Hello mentors, I am having an issue to run the target analysis RCFM locally. As specified in the GitHub repo Readme for setup. I tried the recommended version i.e. with Anaconda Python 3.6 version.

  1. First, I forked the target analysis repository creating my own forked version of the analysis. Forked RCFM @Samcoodess

  2. I cloned the forked repo in my Vscode terminal using git clone {SSH}

  3. Then, I navigated to my project directory and created an environment using conda create newenv

  4. I activated the environment using conda activate newenv

  5. Then, to install python=3.6 as mentioned in the GitHub readme, I ran conda install python=3.6. Upon running this, I had an ERROR -> I figured out that Python 3.6 isn't available in the default channels provided by Anaconda for macOS on ARM architecture and python=3.6 is pretty much dead.

  6. I checked my Python version python3 --version

    Python 3.11.4

  7. Then, I tried installing matplotlib and jupyter notebook using conda install -n newenv jupyter notebook and conda install -n newenv matplotlib. All the packages were installed.

  8. Used command jupyter notebook to navigate through my notebooks and ran model.ipynb

  9. Upon running the model.ipynb in the kernel of my environment, The first block of the code which is to import necessary modules throws an error ModuleNotFoundError

ModuleNotFoundError: No module named 'matplotlib'. It's not only for matplotlib but for all packages.

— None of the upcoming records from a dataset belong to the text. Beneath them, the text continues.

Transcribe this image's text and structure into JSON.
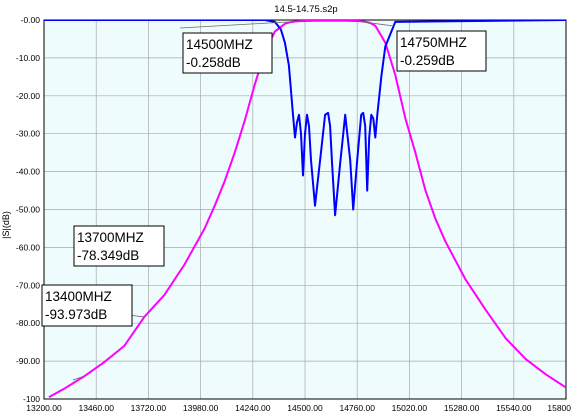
{
  "chart_data": {
    "type": "line",
    "title": "14.5-14.75.s2p",
    "xlabel": "",
    "ylabel": "|S|(dB)",
    "xlim": [
      13200,
      15800
    ],
    "ylim": [
      -100,
      0
    ],
    "xticks": [
      13200,
      13460,
      13720,
      13980,
      14240,
      14500,
      14760,
      15020,
      15280,
      15540,
      15800
    ],
    "xtick_labels": [
      "13200.00",
      "13460.00",
      "13720.00",
      "13980.00",
      "14240.00",
      "14500.00",
      "14760.00",
      "15020.00",
      "15280.00",
      "15540.00",
      "15800"
    ],
    "yticks": [
      0,
      -10,
      -20,
      -30,
      -40,
      -50,
      -60,
      -70,
      -80,
      -90,
      -100
    ],
    "ytick_labels": [
      "-0.00",
      "-10.00",
      "-20.00",
      "-30.00",
      "-40.00",
      "-50.00",
      "-60.00",
      "-70.00",
      "-80.00",
      "-90.00",
      "-100"
    ],
    "grid": true,
    "background": "#eefcfd",
    "series": [
      {
        "color": "#ff00ff",
        "x": [
          13225,
          13300,
          13400,
          13500,
          13600,
          13700,
          13800,
          13900,
          14000,
          14050,
          14100,
          14150,
          14200,
          14250,
          14300,
          14350,
          14400,
          14425,
          14450,
          14475,
          14500,
          14550,
          14600,
          14650,
          14700,
          14750,
          14775,
          14800,
          14825,
          14850,
          14900,
          14950,
          15000,
          15050,
          15100,
          15150,
          15200,
          15300,
          15400,
          15500,
          15600,
          15700,
          15800
        ],
        "y": [
          -99.5,
          -97.3,
          -94,
          -90.3,
          -86,
          -78.3,
          -72.5,
          -64.5,
          -55,
          -49,
          -42.5,
          -35,
          -26.5,
          -17,
          -8.5,
          -3,
          -1,
          -0.6,
          -0.4,
          -0.3,
          -0.26,
          -0.2,
          -0.2,
          -0.2,
          -0.2,
          -0.26,
          -0.3,
          -0.45,
          -0.8,
          -1.5,
          -6,
          -14.5,
          -26,
          -35,
          -45,
          -52.5,
          -58.5,
          -68.5,
          -76.5,
          -84,
          -89.5,
          -93.5,
          -97
        ]
      },
      {
        "color": "#0000ff",
        "x": [
          13200,
          14300,
          14350,
          14380,
          14400,
          14420,
          14440,
          14450,
          14460,
          14470,
          14480,
          14490,
          14500,
          14510,
          14520,
          14530,
          14550,
          14575,
          14600,
          14615,
          14625,
          14635,
          14650,
          14675,
          14700,
          14725,
          14740,
          14760,
          14780,
          14790,
          14800,
          14810,
          14820,
          14830,
          14840,
          14850,
          14860,
          14880,
          14900,
          14950,
          15800
        ],
        "y": [
          0,
          0,
          -0.5,
          -2.5,
          -6,
          -12,
          -25,
          -31,
          -27,
          -25,
          -30,
          -41,
          -30,
          -25,
          -28,
          -37,
          -49,
          -37,
          -25,
          -24.5,
          -28,
          -38,
          -51.5,
          -38,
          -25,
          -37,
          -50,
          -37,
          -25,
          -24.5,
          -28,
          -45,
          -31,
          -25,
          -26,
          -31,
          -25,
          -15,
          -7,
          -0.5,
          0
        ]
      }
    ],
    "markers": [
      {
        "label": "14500MHZ",
        "value": "-0.258dB",
        "x": 14500,
        "y": -0.258
      },
      {
        "label": "14750MHZ",
        "value": "-0.259dB",
        "x": 14750,
        "y": -0.259
      },
      {
        "label": "13700MHZ",
        "value": "-78.349dB",
        "x": 13700,
        "y": -78.349
      },
      {
        "label": "13400MHZ",
        "value": "-93.973dB",
        "x": 13400,
        "y": -93.973
      }
    ]
  }
}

  1. I thought my kernel wasn't using the conda environment and to check I ran import sys print(sys.executable) But it's taking too long to run just these two lines.

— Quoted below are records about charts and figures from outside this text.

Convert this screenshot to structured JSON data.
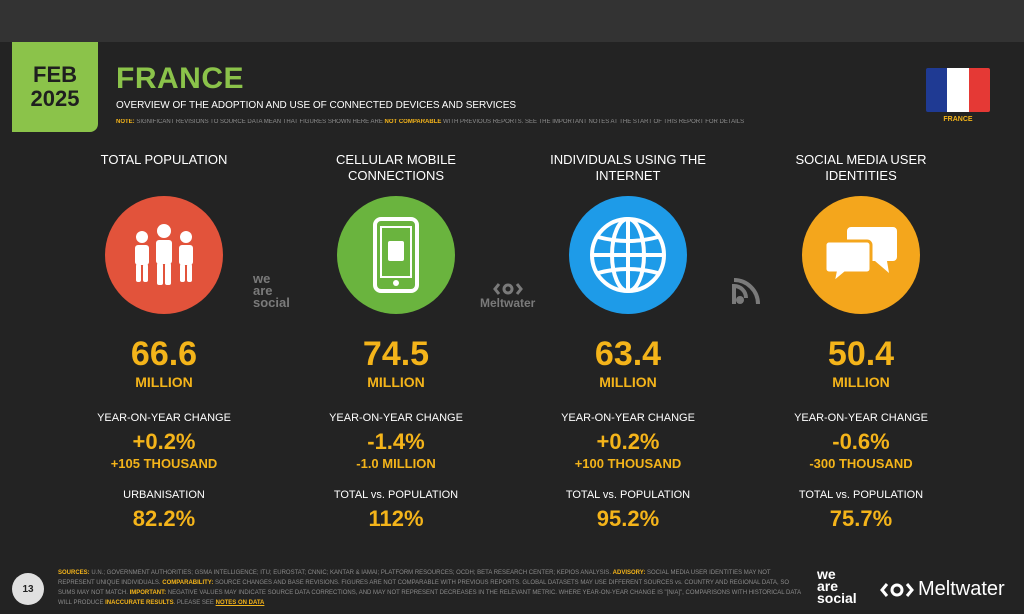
{
  "header": {
    "month": "FEB",
    "year": "2025",
    "title": "FRANCE",
    "subtitle": "OVERVIEW OF THE ADOPTION AND USE OF CONNECTED DEVICES AND SERVICES",
    "note_label": "NOTE:",
    "note_text_1": " SIGNIFICANT REVISIONS TO SOURCE DATA MEAN THAT FIGURES SHOWN HERE ARE ",
    "note_highlight": "NOT COMPARABLE",
    "note_text_2": " WITH PREVIOUS REPORTS. SEE THE IMPORTANT NOTES AT THE START OF THIS REPORT FOR DETAILS",
    "flag_label": "FRANCE",
    "flag_colors": [
      "#1f3a93",
      "#ffffff",
      "#e53935"
    ]
  },
  "stats": [
    {
      "label": "TOTAL POPULATION",
      "icon": "people-icon",
      "color": "#e2533b",
      "value": "66.6",
      "unit": "MILLION",
      "yoy_label": "YEAR-ON-YEAR CHANGE",
      "yoy_pct": "+0.2%",
      "yoy_abs": "+105 THOUSAND",
      "extra_label": "URBANISATION",
      "extra_value": "82.2%"
    },
    {
      "label": "CELLULAR MOBILE CONNECTIONS",
      "icon": "mobile-phone-icon",
      "color": "#6ab43e",
      "value": "74.5",
      "unit": "MILLION",
      "yoy_label": "YEAR-ON-YEAR CHANGE",
      "yoy_pct": "-1.4%",
      "yoy_abs": "-1.0 MILLION",
      "extra_label": "TOTAL vs. POPULATION",
      "extra_value": "112%"
    },
    {
      "label": "INDIVIDUALS USING THE INTERNET",
      "icon": "globe-icon",
      "color": "#1e9be8",
      "value": "63.4",
      "unit": "MILLION",
      "yoy_label": "YEAR-ON-YEAR CHANGE",
      "yoy_pct": "+0.2%",
      "yoy_abs": "+100 THOUSAND",
      "extra_label": "TOTAL vs. POPULATION",
      "extra_value": "95.2%"
    },
    {
      "label": "SOCIAL MEDIA USER IDENTITIES",
      "icon": "chat-bubbles-icon",
      "color": "#f4a61c",
      "value": "50.4",
      "unit": "MILLION",
      "yoy_label": "YEAR-ON-YEAR CHANGE",
      "yoy_pct": "-0.6%",
      "yoy_abs": "-300 THOUSAND",
      "extra_label": "TOTAL vs. POPULATION",
      "extra_value": "75.7%"
    }
  ],
  "watermarks": {
    "wearesocial": [
      "we",
      "are",
      "social"
    ],
    "meltwater": "Meltwater"
  },
  "footer": {
    "page_number": "13",
    "sources_label": "SOURCES:",
    "sources_text": " U.N.; GOVERNMENT AUTHORITIES; GSMA INTELLIGENCE; ITU; EUROSTAT; CNNIC; KANTAR & IAMAI; PLATFORM RESOURCES; OCDH; BETA RESEARCH CENTER; KEPIOS ANALYSIS. ",
    "advisory_label": "ADVISORY:",
    "advisory_text": " SOCIAL MEDIA USER IDENTITIES MAY NOT REPRESENT UNIQUE INDIVIDUALS. ",
    "comparability_label": "COMPARABILITY:",
    "comparability_text": " SOURCE CHANGES AND BASE REVISIONS. FIGURES ARE NOT COMPARABLE WITH PREVIOUS REPORTS. GLOBAL DATASETS MAY USE DIFFERENT SOURCES vs. COUNTRY AND REGIONAL DATA, SO SUMS MAY NOT MATCH. ",
    "important_label": "IMPORTANT:",
    "important_text": " NEGATIVE VALUES MAY INDICATE SOURCE DATA CORRECTIONS, AND MAY NOT REPRESENT DECREASES IN THE RELEVANT METRIC. WHERE YEAR-ON-YEAR CHANGE IS \"[N/A]\", COMPARISONS WITH HISTORICAL DATA WILL PRODUCE ",
    "inaccurate": "INACCURATE RESULTS",
    "tail_text": ". PLEASE SEE ",
    "notes_link": "NOTES ON DATA",
    "logo_wearesocial": [
      "we",
      "are",
      "social"
    ],
    "logo_meltwater": "Meltwater"
  }
}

  2. When I tried installing matplotlib in my notebook itself by using !pip install matplotlib, it said

    Requirement Satisfied.

Screenshot 2023-08-02 at 4 05 12 PM
matthewfeickert commented 1 year ago

@Samcoodess On a dev branch on your fork can you try making an environment with an environment.yml file that looks something like the following

name: rcfm-analysis
channels:
  - conda-forge
dependencies:
  - python=3.11
  - pandas=1.5  # Restricting this to sub pandas v2.0 as the pandas API changed here
  - matplotlib
  - notebook
  - jupyterlab

(you can expand this as needed later).

You'd create this environment initially with

conda create --file environment.yml

and then once the environment is active

conda activate rcfm-analysis

if you update the environment.yml file in the activated environment of the same name you can just do

conda env update --file environment.yml
# micromamba install --file environment.yml  # The command is different for mamba/micromamba

to install those new dependencies into your environment.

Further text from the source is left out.